As few as four big offshore wind farms could provide as much electricity as the 3.2 gigawatts expected from Hinkley, with additional gas-fired power and interconnectors with other countries also helping to fill the gap if the Somerset plant is scrapped.
The findings from the Energy and Climate Intelligence Unit follows the decision by Theresa May, prime minister, to put Hinkley on hold pending a review, with a decision expected next month. Critics say that the £18bn project is too expensive and risky.
Richard Black, director of the ECIU, said the think-tank set out to determine whether it was possible for the UK to maintain adequate electricity supplies without Hinkley while keeping carbon emissions and energy bills in check.
“Our conclusion is that [Hinkley is] not essential; using tried and tested technologies, with nothing unproven or futuristic, Britain can meet all its targets and do so at lower cost,” he said. “If Mrs May decides to go ahead with Hinkley, all well and good — if she decides not to, or if the project stumbles at a later stage, we have alternatives.”

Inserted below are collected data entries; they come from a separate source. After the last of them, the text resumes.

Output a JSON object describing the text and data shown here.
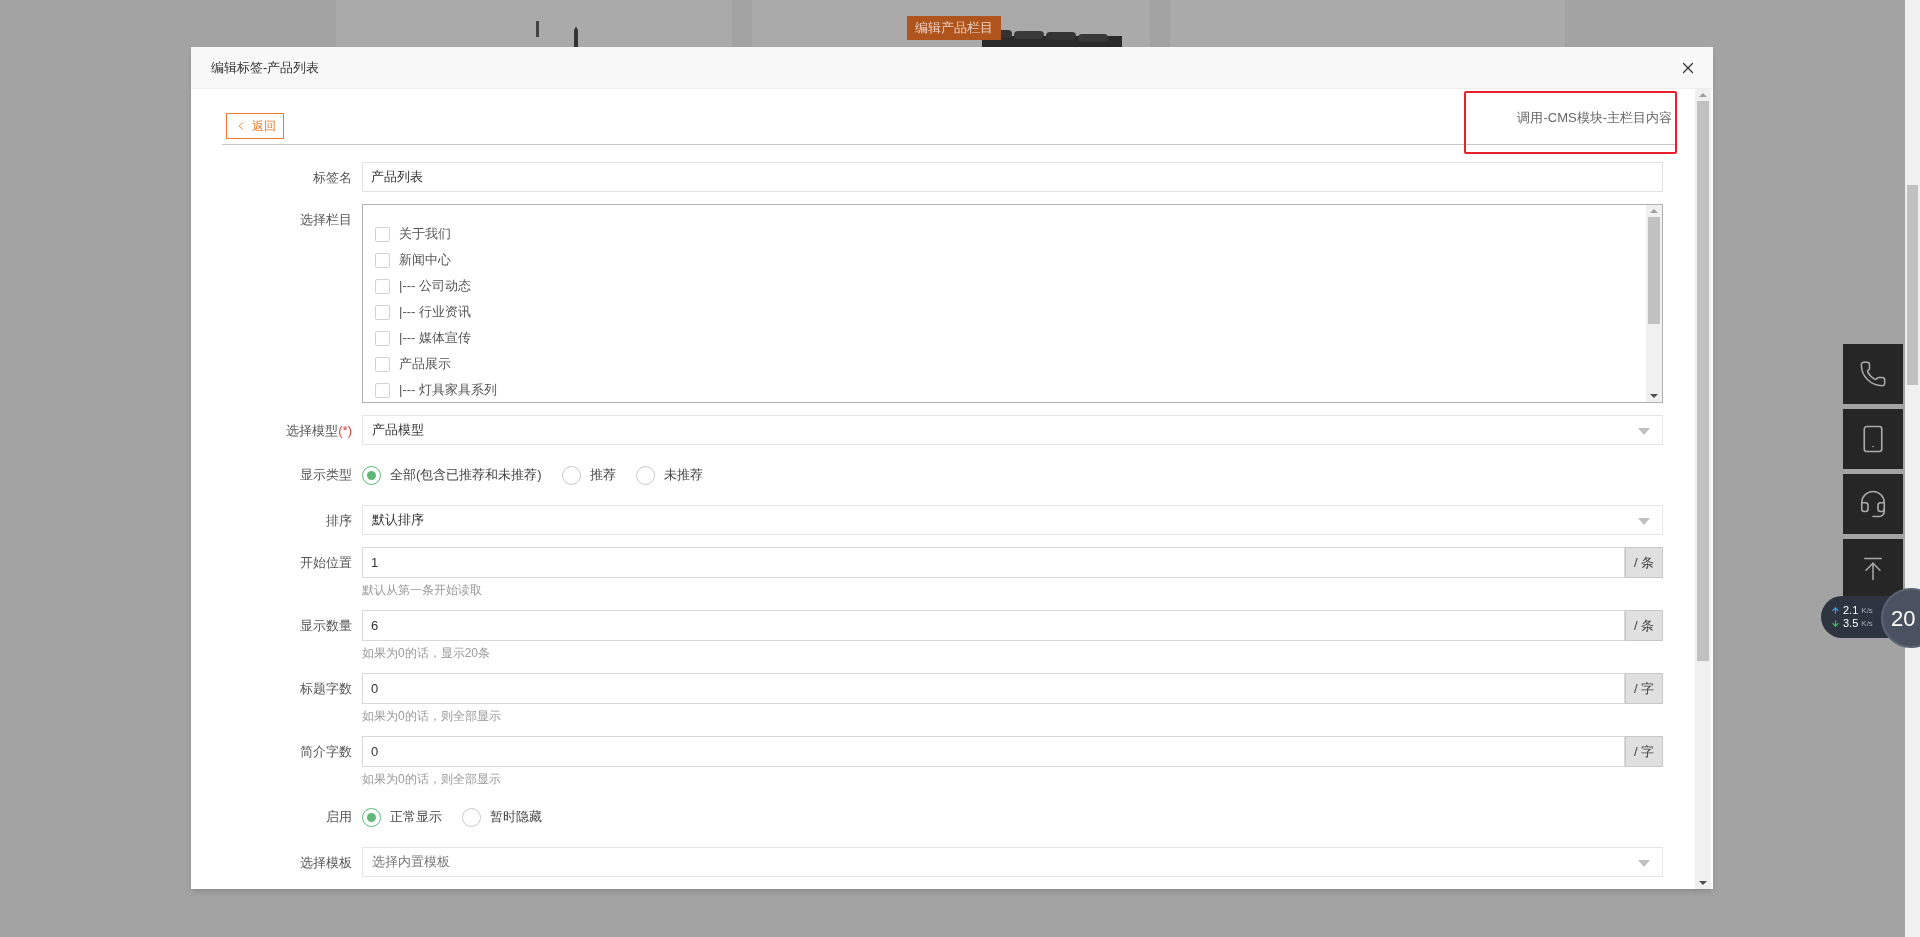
{
  "background_page": {
    "badge": "编辑产品栏目"
  },
  "dialog": {
    "title": "编辑标签-产品列表"
  },
  "toolbar": {
    "back_button": "返回",
    "breadcrumb": "调用-CMS模块-主栏目内容",
    "highlighted": true
  },
  "fields": [
    {
      "kind": "text",
      "label": "标签名",
      "value": "产品列表"
    },
    {
      "kind": "checklist",
      "label": "选择栏目",
      "items": [
        {
          "label": "关于我们",
          "checked": false
        },
        {
          "label": "新闻中心",
          "checked": false
        },
        {
          "label": "|--- 公司动态",
          "checked": false
        },
        {
          "label": "|--- 行业资讯",
          "checked": false
        },
        {
          "label": "|--- 媒体宣传",
          "checked": false
        },
        {
          "label": "产品展示",
          "checked": false
        },
        {
          "label": "|--- 灯具家具系列",
          "checked": false
        }
      ]
    },
    {
      "kind": "select",
      "label": "选择模型",
      "required_mark": "(*)",
      "value": "产品模型"
    },
    {
      "kind": "radio",
      "label": "显示类型",
      "options": [
        {
          "label": "全部(包含已推荐和未推荐)",
          "selected": true
        },
        {
          "label": "推荐",
          "selected": false
        },
        {
          "label": "未推荐",
          "selected": false
        }
      ]
    },
    {
      "kind": "select",
      "label": "排序",
      "value": "默认排序"
    },
    {
      "kind": "suffix",
      "label": "开始位置",
      "value": "1",
      "suffix": "/ 条",
      "hint": "默认从第一条开始读取"
    },
    {
      "kind": "suffix",
      "label": "显示数量",
      "value": "6",
      "suffix": "/ 条",
      "hint": "如果为0的话，显示20条"
    },
    {
      "kind": "suffix",
      "label": "标题字数",
      "value": "0",
      "suffix": "/ 字",
      "hint": "如果为0的话，则全部显示"
    },
    {
      "kind": "suffix",
      "label": "简介字数",
      "value": "0",
      "suffix": "/ 字",
      "hint": "如果为0的话，则全部显示"
    },
    {
      "kind": "radio",
      "label": "启用",
      "options": [
        {
          "label": "正常显示",
          "selected": true
        },
        {
          "label": "暂时隐藏",
          "selected": false
        }
      ]
    },
    {
      "kind": "select",
      "label": "选择模板",
      "placeholder": "选择内置模板"
    }
  ],
  "speed_widget": {
    "upload": "2.1",
    "upload_unit": "K/s",
    "download": "3.5",
    "download_unit": "K/s",
    "badge": "20"
  }
}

The report said that replacing Hinkley with more offshore wind power could shave £10-£20 per year off the average household energy bill, while greater use of gas-fired power to meet peak-time demand would save £16bn in infrastructure costs.
A combination of these alternatives, together with more cross-border interconnectors and measures to reduce electricity demand, would produce an annual saving to the UK economy of £1bn compared with the cost if Hinkley goes ahead, the report said.

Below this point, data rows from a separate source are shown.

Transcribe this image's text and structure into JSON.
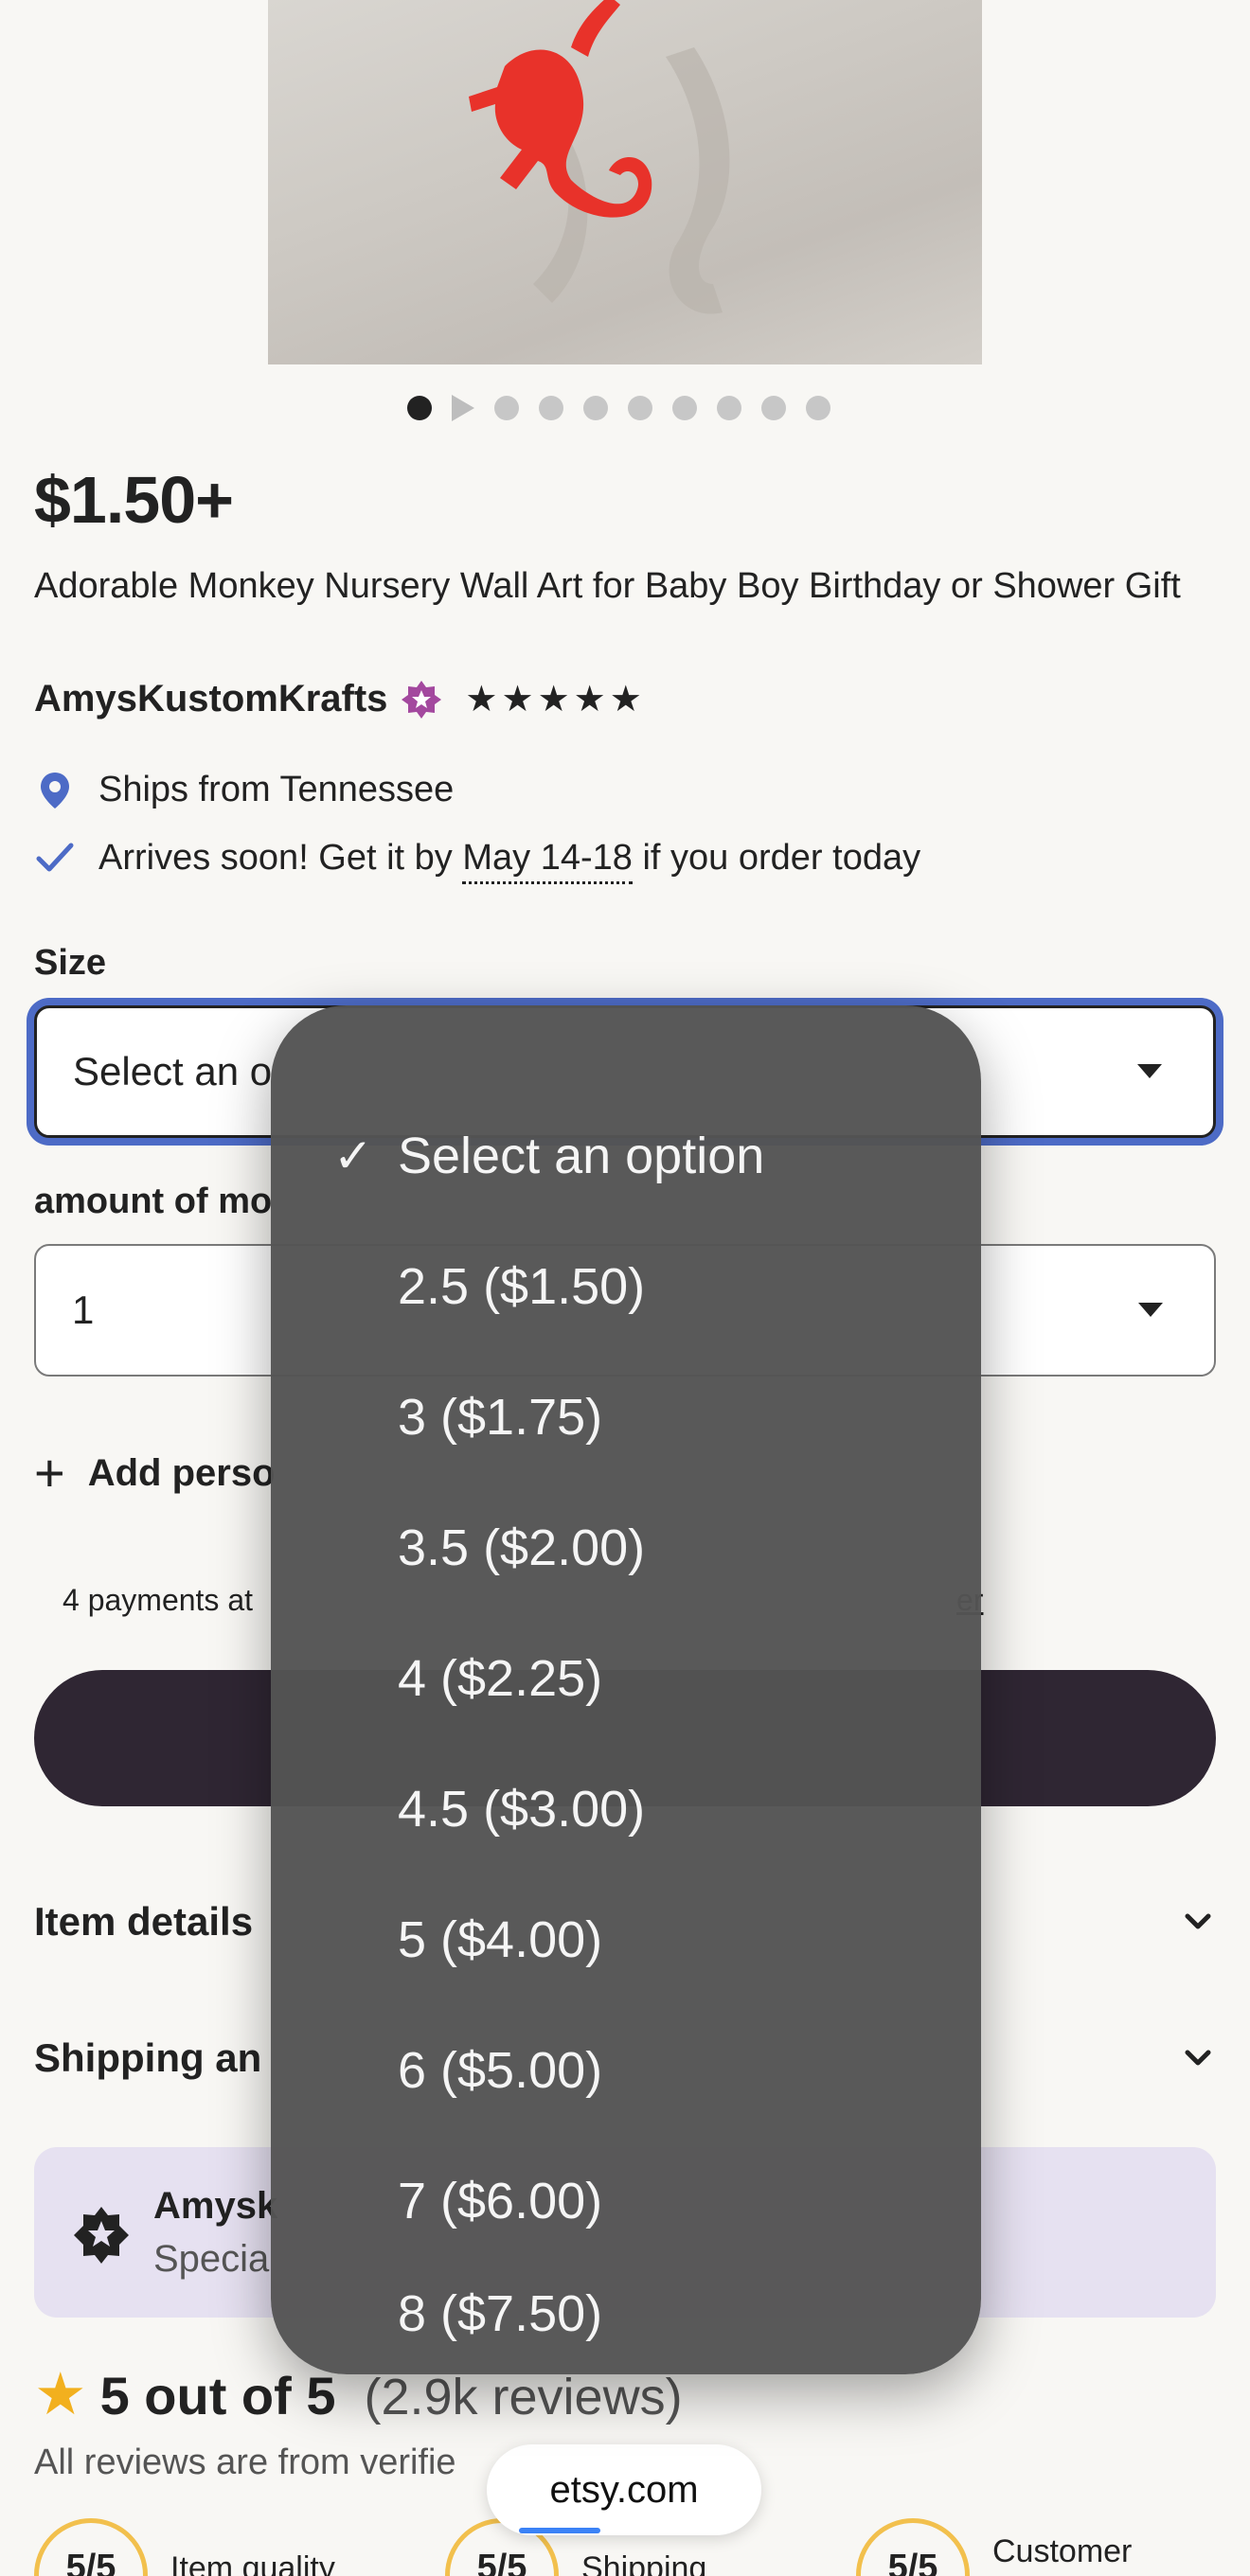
{
  "product": {
    "price": "$1.50+",
    "title": "Adorable Monkey Nursery Wall Art for Baby Boy Birthday or Shower Gift",
    "shop_name": "AmysKustomKrafts",
    "stars": [
      "★",
      "★",
      "★",
      "★",
      "★"
    ],
    "ships_from": "Ships from Tennessee",
    "arrives_prefix": "Arrives soon! Get it by",
    "arrives_date": "May 14-18",
    "arrives_suffix": "if you order today"
  },
  "carousel": {
    "total_dots": 10,
    "active_index": 0
  },
  "size": {
    "label": "Size",
    "value": "Select an o"
  },
  "amount": {
    "label": "amount of mo",
    "value": "1"
  },
  "add_personalization": {
    "icon": "plus-icon",
    "label": "Add perso"
  },
  "payments": {
    "text": "4 payments at",
    "link": "er"
  },
  "accordions": [
    {
      "label": "Item details"
    },
    {
      "label": "Shipping an"
    }
  ],
  "shop_banner": {
    "name": "Amysk",
    "subtitle": "Specia"
  },
  "reviews": {
    "rating": "5 out of 5",
    "count": "(2.9k reviews)",
    "note": "All reviews are from verifie",
    "scores": [
      {
        "value": "5/5",
        "label": "Item quality"
      },
      {
        "value": "5/5",
        "label": "Shipping"
      },
      {
        "value": "5/5",
        "label": "Customer"
      }
    ]
  },
  "browser": {
    "url": "etsy.com"
  },
  "dropdown": {
    "selected_index": 0,
    "options": [
      "Select an option",
      "2.5 ($1.50)",
      "3 ($1.75)",
      "3.5 ($2.00)",
      "4 ($2.25)",
      "4.5 ($3.00)",
      "5 ($4.00)",
      "6 ($5.00)",
      "7 ($6.00)",
      "8 ($7.50)"
    ]
  },
  "colors": {
    "accent_blue": "#4d6bc6",
    "buy_button": "#2f2633",
    "star_gold": "#f2b01e",
    "star_seller_purple": "#a3489e",
    "banner_bg": "#e6e1f1"
  }
}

The claims were seized on by critics of Hinkley, such as Paul Massara, chief executive of North Star Solar, a renewable power company, who said that it would be “madness” to proceed when there were cheaper, more flexible alternatives.
EDF, the French state-controlled company planning to build Hinkley with Chinese financial backing, said that the scenarios set out by the ECIU were “not credible” and highlighted the greater reliability of nuclear power compared with wind and solar.
“[Hinkley’s] cost is competitive with other large-scale low carbon technologies. It will generate electricity steadily even on foggy and still winter days across northern Europe.”
EDF will receive £92.50 for each megawatt hour of electricity — double the current wholesale price — for 35 years if the plant is approved. Advocates say that the high price was needed to incentivise EDF to invest in a project expected to meet about 7 per cent of UK electricity demand.
Responding to the ECIU report, the Department for Business, Energy & Industrial Strategy, said that the UK needed “a diverse and reliable mix of energy sources including nuclear, renewable energy and gas”. The government was “considering all component parts of the Hinkley project and will make its decision in early autumn”, it added.
Peter Haslam, head of policy at the Nuclear Industry Association, an industry group, said that nuclear power had a crucial role in replacing the 65 per cent of UK electricity generation capacity expected to have disappeared between 2010 and 2030 as coal-fired power is phased out and old nuclear reactors are decommissioned.
He said: “The debate shouldn’t be about nuclear versus other technologies, but how the UK can replace its ageing infrastructure with low carbon and reliable power.”